Getting the next innovation right is not child’s play. First, it takes understanding that invention and innovation are not the same thing. Invention happens in the brain or in a lab. Innovation takes place one user at a time and requires a certain critical mass, especially for products that are network based or involve changes in behavior. The Internet started in the late 1960s and didn’t reach 10 million users until 25 years later. It took file transfer protocols, IP addresses, a tricky browser, and so on, including 1.6 billion websites (99% of them since 2000) for it to reach today’s mega innovation status.
So which will succeed first—the Quad Play, wearable apps (the post VR glasses kind), universal passwords or something else? Starting with wearables, over 300 million were shipped globally in 2019, in part because “hearables” (including headphones) were added to the category and in part because of Apple’s surging Watch. Overall, the market is projected to grow about 20% a year, with Apple leading the way, followed by Xiaomi, Huawei and Fitbit (being acquired by Google for $2.1 billion). Quad Play, by contrast, has fewer than fifty million global subscribers but is growing at a faster clip, in part due to a decline in Triple Play subscribers caused by the influx of streaming choices and dropping of fixed voice.
Quad Play first appeared in Singapore and Spain, while France and Portugal have the highest shares of Quad subscribers today. In the United States, Comcast has managed to secure about two million quads by combining its growing hotspot network with an MVNO position on Verizon’s mobile service. The next step by Comcast and the other cable TV operators will be to win their own spectrum in upcoming spectrum auctions, while offering their own video streaming (“Peacock” in Comcast’s case) to retain the subscribers they have (which in Comcast’s case will receive the streaming option at a 50% discount to what Peacock-only subscribers will pay). In Germany, one of the fastest growing markets for Quad Play, Vodafone is leading the way, combining its mobile subscribers with its video ones, having acquired the largest cable TV operator in 2013.

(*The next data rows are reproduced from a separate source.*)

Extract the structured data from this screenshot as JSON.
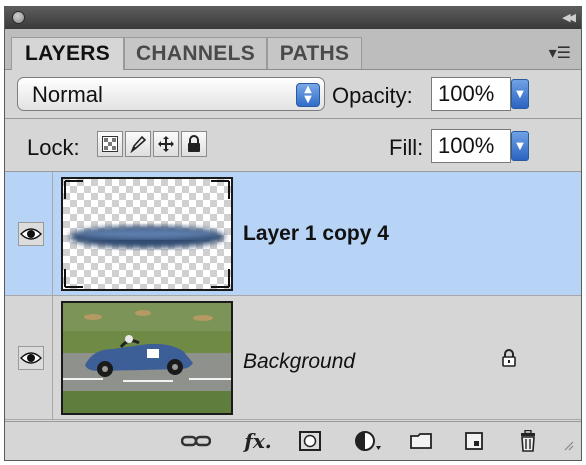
{
  "tabs": [
    {
      "label": "LAYERS",
      "active": true
    },
    {
      "label": "CHANNELS",
      "active": false
    },
    {
      "label": "PATHS",
      "active": false
    }
  ],
  "blend_mode": {
    "value": "Normal",
    "options": [
      "Normal"
    ]
  },
  "opacity": {
    "label": "Opacity:",
    "value": "100%"
  },
  "lock": {
    "label": "Lock:",
    "icons": [
      "lock-transparent-pixels-icon",
      "lock-image-pixels-icon",
      "lock-position-icon",
      "lock-all-icon"
    ]
  },
  "fill": {
    "label": "Fill:",
    "value": "100%"
  },
  "layers": [
    {
      "name": "Layer 1 copy 4",
      "selected": true,
      "visible": true,
      "italic": false,
      "bold": true,
      "locked": false,
      "thumbnail": "transparent-blurred-car-shadow"
    },
    {
      "name": "Background",
      "selected": false,
      "visible": true,
      "italic": true,
      "bold": false,
      "locked": true,
      "thumbnail": "blue-race-car-photo"
    }
  ],
  "footer_icons": [
    "link-layers-icon",
    "layer-style-fx-icon",
    "layer-mask-icon",
    "adjustment-layer-icon",
    "group-folder-icon",
    "new-layer-icon",
    "trash-icon"
  ],
  "colors": {
    "selection": "#b7d3f5",
    "accent_blue": "#2e6dc9",
    "panel_bg": "#d6d6d6"
  }
}
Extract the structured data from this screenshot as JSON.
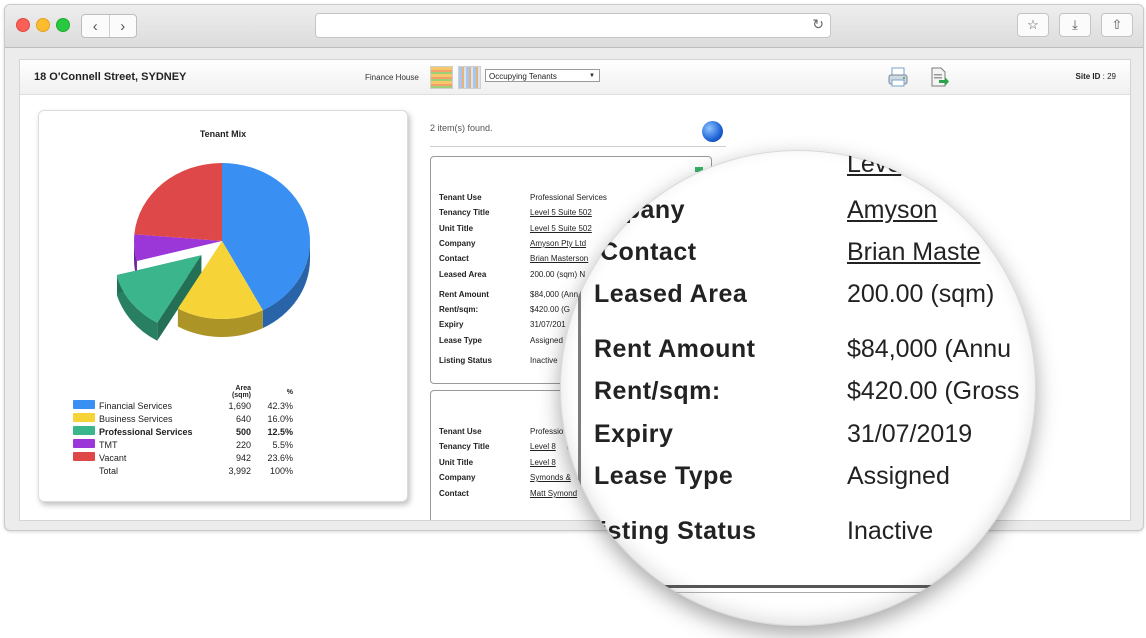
{
  "header": {
    "site_title": "18 O'Connell Street, SYDNEY",
    "finance_label": "Finance House",
    "view_select": "Occupying Tenants",
    "site_id_label": "Site ID",
    "site_id_value": ": 29"
  },
  "icons": {
    "back": "chevron-left-icon",
    "forward": "chevron-right-icon",
    "reload": "reload-icon",
    "bookmark": "star-icon",
    "download": "download-icon",
    "share": "share-icon",
    "print": "print-icon",
    "export": "export-icon",
    "globe": "globe-icon"
  },
  "chart_data": {
    "type": "pie",
    "title": "Tenant Mix",
    "columns": [
      "Area (sqm)",
      "%"
    ],
    "slices": [
      {
        "name": "Financial Services",
        "area": "1,690",
        "pct": "42.3%",
        "value": 42.3,
        "color": "#3a8ff2",
        "exploded": false
      },
      {
        "name": "Business Services",
        "area": "640",
        "pct": "16.0%",
        "value": 16.0,
        "color": "#f6d437",
        "exploded": false
      },
      {
        "name": "Professional Services",
        "area": "500",
        "pct": "12.5%",
        "value": 12.5,
        "color": "#3ab58c",
        "exploded": true
      },
      {
        "name": "TMT",
        "area": "220",
        "pct": "5.5%",
        "value": 5.5,
        "color": "#9b36d8",
        "exploded": false
      },
      {
        "name": "Vacant",
        "area": "942",
        "pct": "23.6%",
        "value": 23.6,
        "color": "#df4848",
        "exploded": false
      }
    ],
    "total": {
      "name": "Total",
      "area": "3,992",
      "pct": "100%"
    }
  },
  "listing": {
    "found_text": "2 item(s) found.",
    "tenant1": {
      "tenant_use": {
        "label": "Tenant Use",
        "value": "Professional Services"
      },
      "tenancy_title": {
        "label": "Tenancy Title",
        "value": "Level 5 Suite 502"
      },
      "unit_title": {
        "label": "Unit Title",
        "value": "Level 5 Suite 502"
      },
      "company": {
        "label": "Company",
        "value": "Amyson Pty Ltd"
      },
      "contact": {
        "label": "Contact",
        "value": "Brian Masterson"
      },
      "leased_area": {
        "label": "Leased Area",
        "value": "200.00 (sqm) N"
      },
      "rent_amount": {
        "label": "Rent Amount",
        "value": "$84,000 (Ann"
      },
      "rent_sqm": {
        "label": "Rent/sqm:",
        "value": "$420.00 (G"
      },
      "expiry": {
        "label": "Expiry",
        "value": "31/07/201"
      },
      "lease_type": {
        "label": "Lease Type",
        "value": "Assigned"
      },
      "listing_status": {
        "label": "Listing Status",
        "value": "Inactive"
      }
    },
    "tenant2": {
      "tenant_use": {
        "label": "Tenant Use",
        "value": "Professio"
      },
      "tenancy_title": {
        "label": "Tenancy Title",
        "value": "Level 8"
      },
      "unit_title": {
        "label": "Unit Title",
        "value": "Level 8"
      },
      "company": {
        "label": "Company",
        "value": "Symonds &"
      },
      "contact": {
        "label": "Contact",
        "value": "Matt Symond"
      }
    }
  },
  "magnifier": {
    "top_val": "Leve",
    "company_label": "mpany",
    "company_value": "Amyson",
    "contact_label": "Contact",
    "contact_value": "Brian Maste",
    "leased_label": "Leased Area",
    "leased_value": "200.00 (sqm)",
    "rent_label": "Rent Amount",
    "rent_value": "$84,000 (Annu",
    "rentsqm_label": "Rent/sqm:",
    "rentsqm_value": "$420.00 (Gross",
    "expiry_label": "Expiry",
    "expiry_value": "31/07/2019",
    "lease_label": "Lease Type",
    "lease_value": "Assigned",
    "status_label": "isting Status",
    "status_value": "Inactive"
  }
}
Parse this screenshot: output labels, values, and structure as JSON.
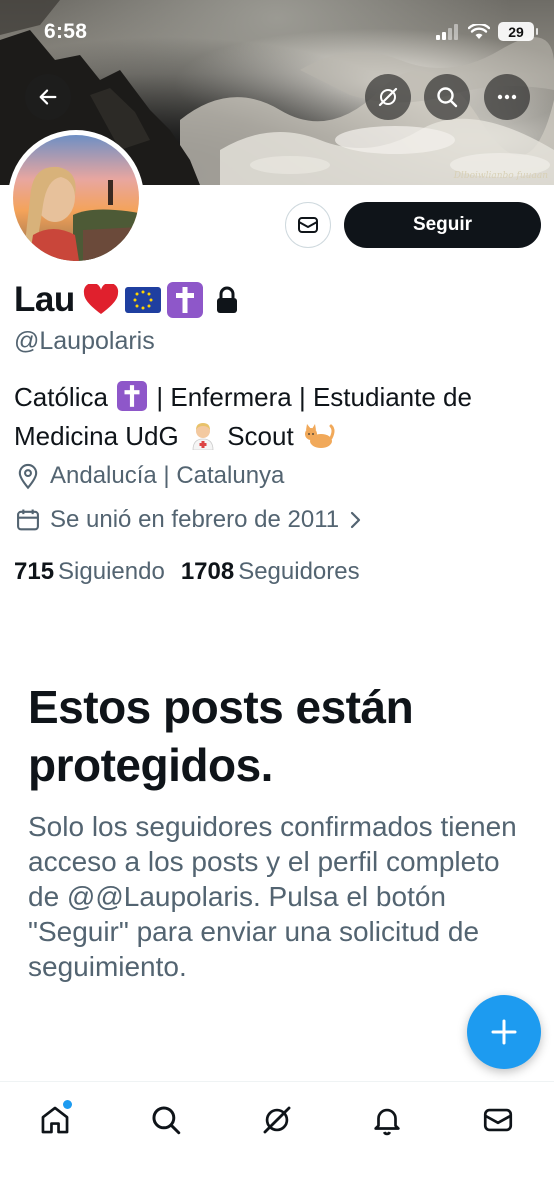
{
  "status_bar": {
    "time": "6:58",
    "battery": "29"
  },
  "banner": {
    "signature": "Dlboiwlianbo fuuaan"
  },
  "header_actions": {
    "back_icon": "arrow-left-icon",
    "grok_icon": "grok-icon",
    "search_icon": "search-icon",
    "more_icon": "more-horizontal-icon"
  },
  "profile": {
    "name": "Lau",
    "handle": "@Laupolaris",
    "bio_part1": "Católica",
    "bio_part2": "| Enfermera | Estudiante de Medicina UdG",
    "bio_part3": "Scout",
    "location": "Andalucía | Catalunya",
    "joined": "Se unió en febrero de 2011",
    "following_count": "715",
    "following_label": "Siguiendo",
    "followers_count": "1708",
    "followers_label": "Seguidores"
  },
  "actions": {
    "follow_label": "Seguir"
  },
  "protected": {
    "title": "Estos posts están protegidos.",
    "text": "Solo los seguidores confirmados tienen acceso a los posts y el perfil completo de @@Laupolaris. Pulsa el botón \"Seguir\" para enviar una solicitud de seguimiento."
  },
  "colors": {
    "accent": "#1d9bf0",
    "text_primary": "#0f1419",
    "text_secondary": "#536471",
    "follow_button": "#0f1419"
  },
  "bottom_nav": {
    "items": [
      "home-icon",
      "search-icon",
      "grok-icon",
      "notifications-icon",
      "messages-icon"
    ]
  }
}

A major limitation of the quad bundle is its household-oriented sales approach when most users buy the mobile component as individuals and not as households. A recession could change all this, as price becomes a more critical factor than it already is. That said, wearables could surge even more if suddenly they were to offer key smartphone functions such as texting, voice calls, GPS and tracking the wearer’s health without having to be in blue tooth range of an actual smartphone—and containing a pico-battery for powering the calls. For the non-poly app users, this would leave fewer reasons to have a smartphone, apart from those selfies. (Another wearables advantage, in a world where crowd behavior prevails, is we see them more easily than we hear about people signing up for Quad Play.)
And not to be overlooked is the possible role of regulators. They could intervene to limit unfair bundling subsidies or to reduce the privacy risks of data bases that literally store our heartbeats. In either case, a few billion wearables or a few hundred million Quad Play subscriptions could materialize by 2030. The chances of either happening are greater than having 500 billion connectable devices installed by then, even if each one costs just $20 to install and activate (totaling a mere $10 trillion). But so are the chances that what takes the world by storm by January 2030 is none of the above.